Forbes: How Expert IEP Uses AI To ‘Demystify The IEP Process’ For Families Everywhere

Earlier this year, I had an opportunity to sit down with Antoinette Banks. A cognitive scientist, Banks is a single mother to an autistic Black teenager and proprietor of Expert IEP. Expert IEP is an education-focused platform which leverages artificial intelligence and machine learning technologies to improve families’ individualized education program that is its namesake. In an apropos bit of assistance, Google Search’s AI-powered tool cogently describes IEPs as “a legal document that outlines the special education services and support a student with a disability will receive in public school.” Banks’ daughter has an IEP. I had one throughout my academic career, spanning kindergarten through to my high school graduation. In essence, an IEP is put together by a team of teachers, specialists, and yes, parents, that serves as the roadmap along which a special education student’s educational journey will travel. As a binding legal document, an IEP’s contents must be agreed upon and signed by everyone who has a hand in crafting it.

There is no one more integral to that than a child’s parent(s).

“Honestly, I would not be anything without first having my own daughter who has autism and ADHD that started me on this path and this journey to become a cognitive scientist and now an edtech owner,” Banks said of her role in building Expert IEP. “It’s a privilege to talk to families because I understand what it’s like to try to advocate for your kid’s needs in the realm of special education through the IEP process.”

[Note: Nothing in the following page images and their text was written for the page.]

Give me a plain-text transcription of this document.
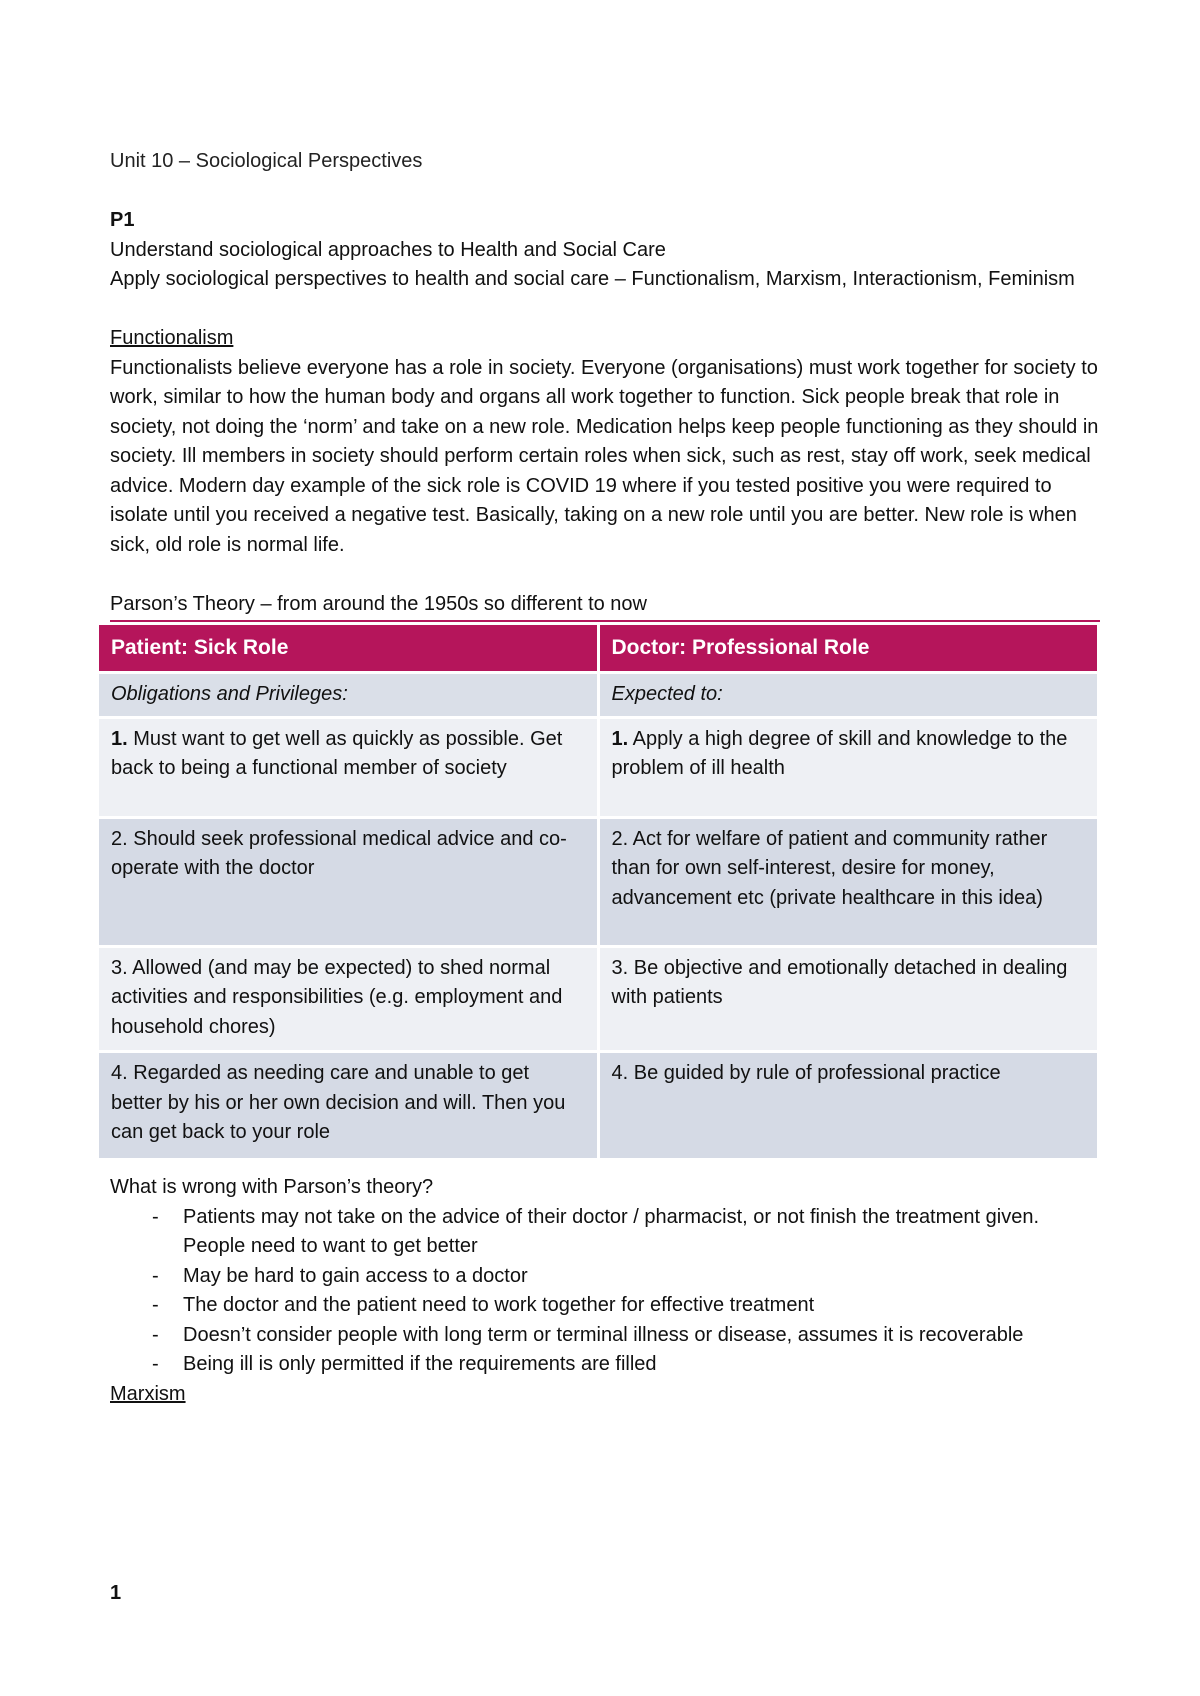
Unit 10 – Sociological Perspectives

P1

Understand sociological approaches to Health and Social Care

Apply sociological perspectives to health and social care – Functionalism, Marxism, Interactionism, Feminism

Functionalism

Functionalists believe everyone has a role in society. Everyone (organisations) must work together for society to work, similar to how the human body and organs all work together to function. Sick people break that role in society, not doing the ‘norm’ and take on a new role. Medication helps keep people functioning as they should in society. Ill members in society should perform certain roles when sick, such as rest, stay off work, seek medical advice. Modern day example of the sick role is COVID 19 where if you tested positive you were required to isolate until you received a negative test. Basically, taking on a new role until you are better. New role is when sick, old role is normal life.

Parson’s Theory – from around the 1950s so different to now

Patient: Sick Role	Doctor: Professional Role
Obligations and Privileges:	Expected to:
1. Must want to get well as quickly as possible. Get back to being a functional member of society	1. Apply a high degree of skill and knowledge to the problem of ill health
2. Should seek professional medical advice and co-operate with the doctor	2. Act for welfare of patient and community rather than for own self-interest, desire for money, advancement etc (private healthcare in this idea)
3. Allowed (and may be expected) to shed normal activities and responsibilities (e.g. employment and household chores)	3. Be objective and emotionally detached in dealing with patients
4. Regarded as needing care and unable to get better by his or her own decision and will. Then you can get back to your role	4. Be guided by rule of professional practice

What is wrong with Parson’s theory?

- Patients may not take on the advice of their doctor / pharmacist, or not finish the treatment given. People need to want to get better
- May be hard to gain access to a doctor
- The doctor and the patient need to work together for effective treatment
- Doesn’t consider people with long term or terminal illness or disease, assumes it is recoverable
- Being ill is only permitted if the requirements are filled

Marxism

1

When her daughter first received her autism and ADHD diagnoses, the written report actually included mental retardation. However taboo that phrase is nowadays, it alarmed Banks back then because she had zero clue as to what those words really meant. The doctor’s report said her daughter had “O% of adult autonomy.” Literally no chance of having a life essentially. The descriptor jarred Banks, with her telling me it was especially cutting to hear about a 5-year-old child who ostensibly “had her whole life ahead of her.” Banks decided to build a prototype of Expert IEP while her daughter was in elementary school; the stipulation was that any doctor or other diagnostician who wanted time with her for the IEP process, they needed to “come on to my database and see what other people had mentioned prior [about her daughter] so we could have more of a holistic understanding of who she was as a child and as a student.” It turned out, Banks said, that when all people are on the same page, they tend to formulate “a more holistic process of understanding a student” instead of reducing a student to their particular siloed spaces. This context is crucial, as Banks told me that, within a few years, her daughter began to blossom. Now she’s a technologist who’s looking at colleges and partakes in martial arts training—all of it standing in stark contrast to the initial assessment that she wouldn’t amount to anything.